Eu era uma criança comum, visitava frequentemente a igreja com a minha mãe, e lá conheci o amor da minha vida: Gisele. Era uma menina doce, com cabelos longos e cacheados cor de mel, pele de porcelana e olhos castanhos.

No dia em que a vi pela primeira vez, tendo apenas sete anos, jurei a mim mesmo que me tornaria amigo dela, e com o tempo passou bem mais disso. Nós começamos a cortejar, e foi nessa época que meu pai se orgulhava de mim por ter arranjado uma jovem descente, e mais ainda pois fizemos tudo certo. Depois de alguns anos nos casamos, eu já estava com os meus vinte e quatro anos e tudo ia bem. Eu ainda não havia descoberto da maldição da minha família, e nem que esse era o motivo para eles serem tão estranhos.

Eu lembro de como ativei a minha maldição, e do quanto isso foi doloroso para mim. Gisele estava cortando legumes para o nosso jantar, e nós estávamos discutindo pois ela queria visitar os pais dela, contudo estava na vez de nós visitarmos os meus pais, uma discussão boba. Porém, com essa distração, ela acabou se cortando, então me dirigi a cozinha para ajudá-la, e quando segurei a sua mão que vi o sangue escorrendo na sua palma, eu senti um desejo insaciável pelo seu sangue. Então eu coloquei sua palma na minha boca e suguei o seu sangue.

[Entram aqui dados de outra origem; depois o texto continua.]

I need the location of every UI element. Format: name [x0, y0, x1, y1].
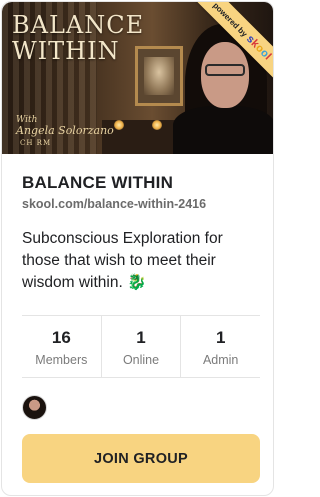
stat-admin-label: Admin — [202, 353, 239, 367]
banner-credentials: CH RM — [20, 139, 52, 147]
stat-online-value: 1 — [136, 328, 146, 347]
banner-candle — [152, 120, 162, 130]
group-name[interactable]: BALANCE WITHIN — [22, 173, 173, 193]
stat-online-label: Online — [122, 353, 160, 367]
member-avatar[interactable] — [22, 395, 47, 420]
group-card: BALANCE WITHIN With Angela Solorzano CH … — [1, 1, 274, 496]
stat-admin-value: 1 — [215, 328, 226, 347]
group-banner-image[interactable]: BALANCE WITHIN With Angela Solorzano CH … — [2, 2, 273, 154]
host-body — [173, 106, 273, 154]
banner-title-line2: WITHIN — [12, 37, 120, 65]
dragon-emoji-icon: 🐉 — [127, 274, 147, 291]
stat-members-label: Members — [35, 353, 88, 367]
group-description: Subconscious Exploration for those that … — [22, 228, 262, 294]
join-group-button[interactable]: JOIN GROUP — [22, 434, 260, 483]
stat-admin: 1 Admin — [180, 316, 260, 377]
stat-members-value: 16 — [51, 328, 71, 347]
group-url: skool.com/balance-within-2416 — [22, 197, 207, 211]
group-stats: 16 Members 1 Online 1 Admin — [22, 315, 260, 378]
banner-title-line1: BALANCE — [12, 11, 145, 39]
host-glasses — [205, 64, 245, 76]
stat-members: 16 Members — [22, 316, 101, 377]
group-description-text: Subconscious Exploration for those that … — [22, 230, 223, 291]
banner-title: BALANCE WITHIN — [12, 12, 182, 64]
banner-host-name: Angela Solorzano — [16, 124, 114, 137]
stat-online: 1 Online — [100, 316, 181, 377]
banner-candle — [114, 120, 124, 130]
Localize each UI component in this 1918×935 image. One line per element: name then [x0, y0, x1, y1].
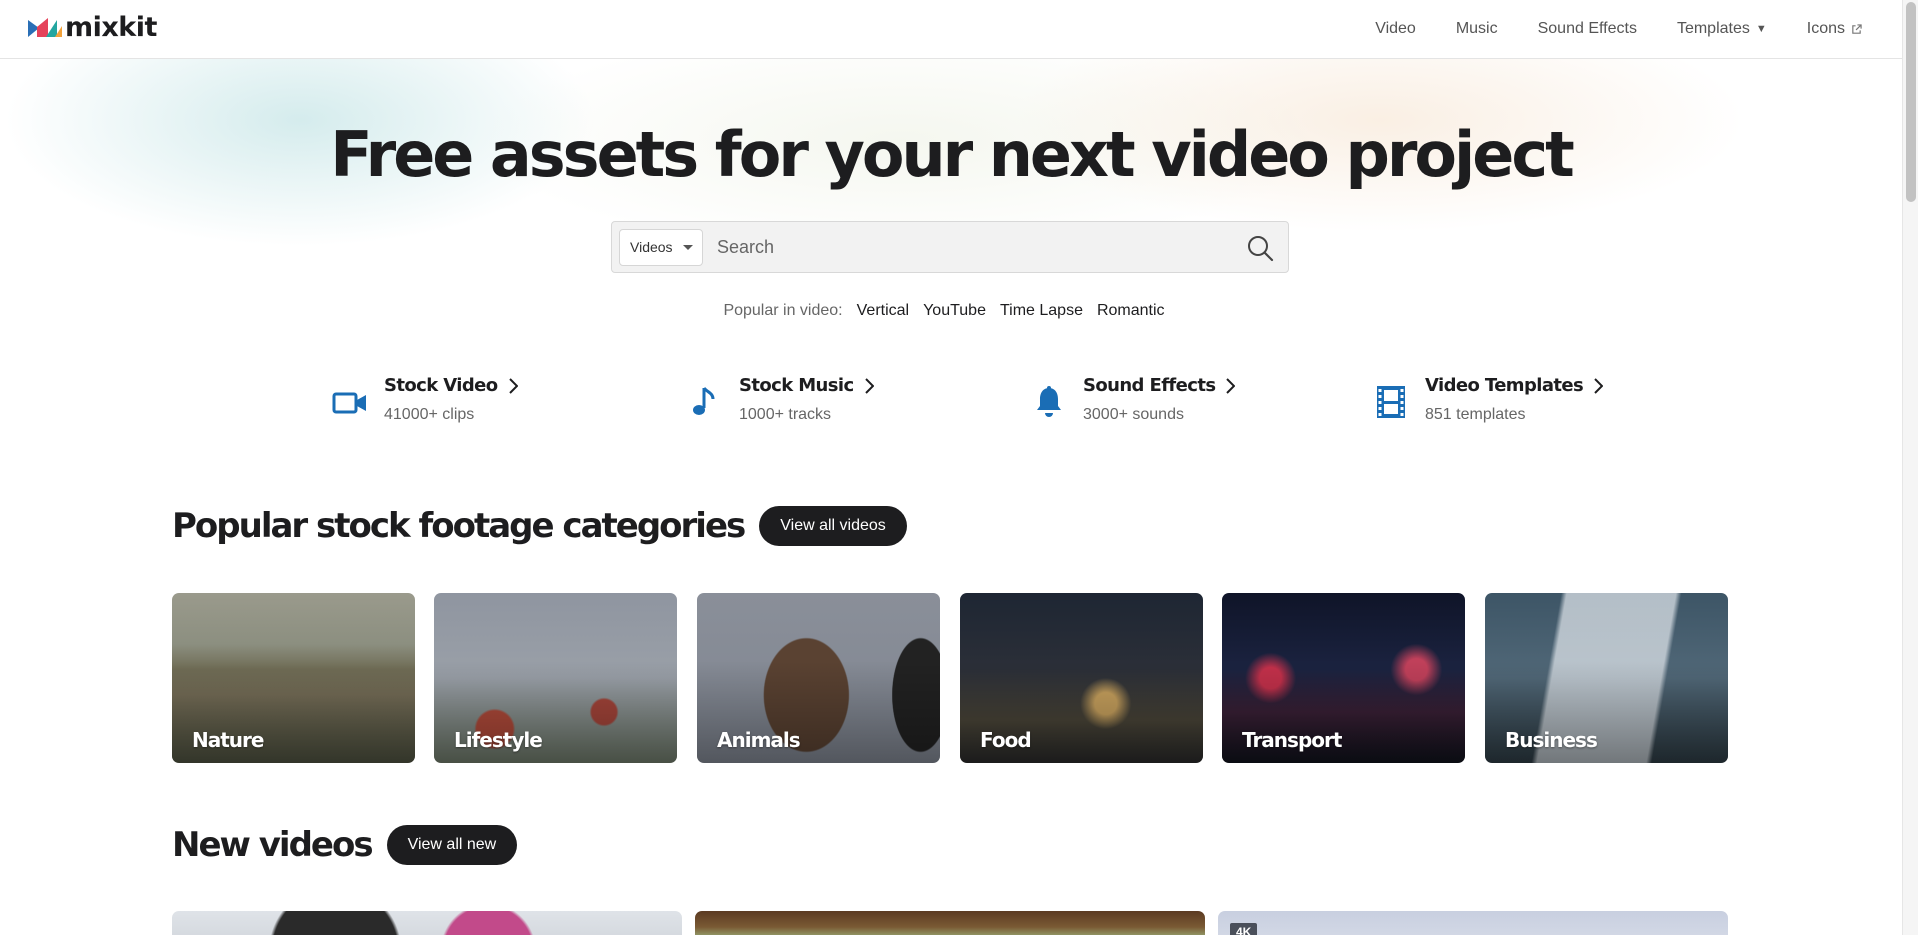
category-subtitle: 41000+ clips — [384, 406, 475, 423]
search-bar: Videos — [611, 221, 1289, 273]
chevron-right-icon — [1594, 378, 1604, 394]
caret-down-icon: ▼ — [1755, 23, 1767, 35]
resolution-badge: 4K — [1230, 923, 1258, 935]
category-title: Sound Effects — [1083, 375, 1216, 396]
popular-label: Popular in video: — [723, 302, 843, 319]
nav-music-label: Music — [1455, 20, 1498, 37]
category-video-templates[interactable]: Video Templates 851 templates — [1373, 372, 1604, 424]
new-videos-section-title: New videos — [172, 825, 374, 865]
asset-type-select[interactable]: Videos — [619, 229, 703, 266]
music-note-icon — [693, 387, 715, 415]
category-tile-nature[interactable]: Nature — [172, 593, 415, 763]
tile-label: Transport — [1242, 728, 1342, 752]
popular-tag-youtube[interactable]: YouTube — [923, 302, 986, 320]
popular-searches: Popular in video: Vertical YouTube Time … — [0, 302, 1902, 320]
tile-label: Animals — [717, 728, 801, 752]
film-strip-icon — [1377, 386, 1405, 418]
category-sound-effects[interactable]: Sound Effects 3000+ sounds — [1031, 372, 1236, 424]
category-tile-food[interactable]: Food — [960, 593, 1203, 763]
chevron-right-icon — [1226, 378, 1236, 394]
nav-icons-label: Icons — [1806, 20, 1845, 37]
nav-sound-effects[interactable]: Sound Effects — [1538, 20, 1637, 38]
category-subtitle: 1000+ tracks — [739, 406, 832, 423]
footage-section-header: Popular stock footage categories View al… — [172, 506, 907, 546]
video-camera-icon — [332, 392, 366, 414]
nav-sound-effects-label: Sound Effects — [1537, 20, 1637, 37]
video-card[interactable] — [695, 911, 1205, 935]
video-card[interactable] — [172, 911, 682, 935]
footage-section-title: Popular stock footage categories — [172, 506, 746, 546]
search-input[interactable] — [717, 230, 1217, 265]
logo-mark-icon — [28, 18, 62, 37]
nav-templates-label: Templates — [1676, 20, 1750, 37]
view-all-new-button[interactable]: View all new — [386, 825, 518, 865]
video-card[interactable]: 4K — [1218, 911, 1728, 935]
category-tile-transport[interactable]: Transport — [1222, 593, 1465, 763]
hero-title: Free assets for your next video project — [330, 118, 1574, 191]
nav-music[interactable]: Music — [1456, 20, 1498, 38]
popular-tag-romantic[interactable]: Romantic — [1097, 302, 1165, 320]
bell-icon — [1037, 386, 1061, 417]
site-header: mixkit Video Music Sound Effects Templat… — [0, 0, 1902, 59]
external-link-icon — [1852, 23, 1862, 34]
category-tile-lifestyle[interactable]: Lifestyle — [434, 593, 677, 763]
category-title: Stock Video — [384, 375, 498, 396]
view-all-videos-button[interactable]: View all videos — [759, 506, 907, 546]
category-tile-animals[interactable]: Animals — [697, 593, 940, 763]
category-stock-music[interactable]: Stock Music 1000+ tracks — [687, 372, 874, 424]
logo-text: mixkit — [65, 12, 157, 43]
page-scrollbar[interactable] — [1902, 0, 1918, 935]
popular-tag-vertical[interactable]: Vertical — [857, 302, 909, 320]
category-title: Video Templates — [1425, 375, 1584, 396]
tile-label: Business — [1505, 728, 1598, 752]
nav-video[interactable]: Video — [1375, 20, 1416, 38]
category-stock-video[interactable]: Stock Video 41000+ clips — [332, 372, 518, 424]
popular-tag-time-lapse[interactable]: Time Lapse — [1000, 302, 1083, 320]
nav-icons[interactable]: Icons — [1807, 20, 1862, 38]
asset-type-value: Videos — [630, 239, 673, 255]
main-nav: Video Music Sound Effects Templates ▼ Ic… — [1335, 0, 1862, 58]
category-title: Stock Music — [739, 375, 854, 396]
category-subtitle: 3000+ sounds — [1083, 406, 1184, 423]
category-subtitle: 851 templates — [1425, 406, 1526, 423]
category-tile-business[interactable]: Business — [1485, 593, 1728, 763]
scrollbar-thumb[interactable] — [1906, 2, 1916, 202]
new-videos-section-header: New videos View all new — [172, 825, 518, 865]
tile-label: Food — [980, 728, 1032, 752]
nav-templates[interactable]: Templates ▼ — [1677, 20, 1767, 38]
chevron-right-icon — [508, 378, 518, 394]
tile-label: Lifestyle — [454, 728, 543, 752]
mixkit-logo[interactable]: mixkit — [28, 13, 157, 43]
search-icon[interactable] — [1246, 234, 1274, 262]
select-caret-icon — [683, 245, 693, 250]
nav-video-label: Video — [1375, 20, 1416, 37]
tile-label: Nature — [192, 728, 264, 752]
chevron-right-icon — [864, 378, 874, 394]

Gisele pedia para eu parar, gritava, contudo eu não escutava, e não queria parar, até perceber que a minha fonte de alimento se esgotara, e que eu matara a quem eu mais amava. O desespero tomou conta do meu corpo, então corri para a casa dos meus pais, e na verdade eu cheguei lá em alguns segundos, sem nem perceber.

O que você fez?! — meu pai gritava com repulsa e ódio. Lembro da sensação da sua mão atingindo o meu rosto e do desgosto em seus olhos.

Não lembro se isso se dava por minha dieta não ser como a deles que consumiam animais, ou por eu ter matado alguém.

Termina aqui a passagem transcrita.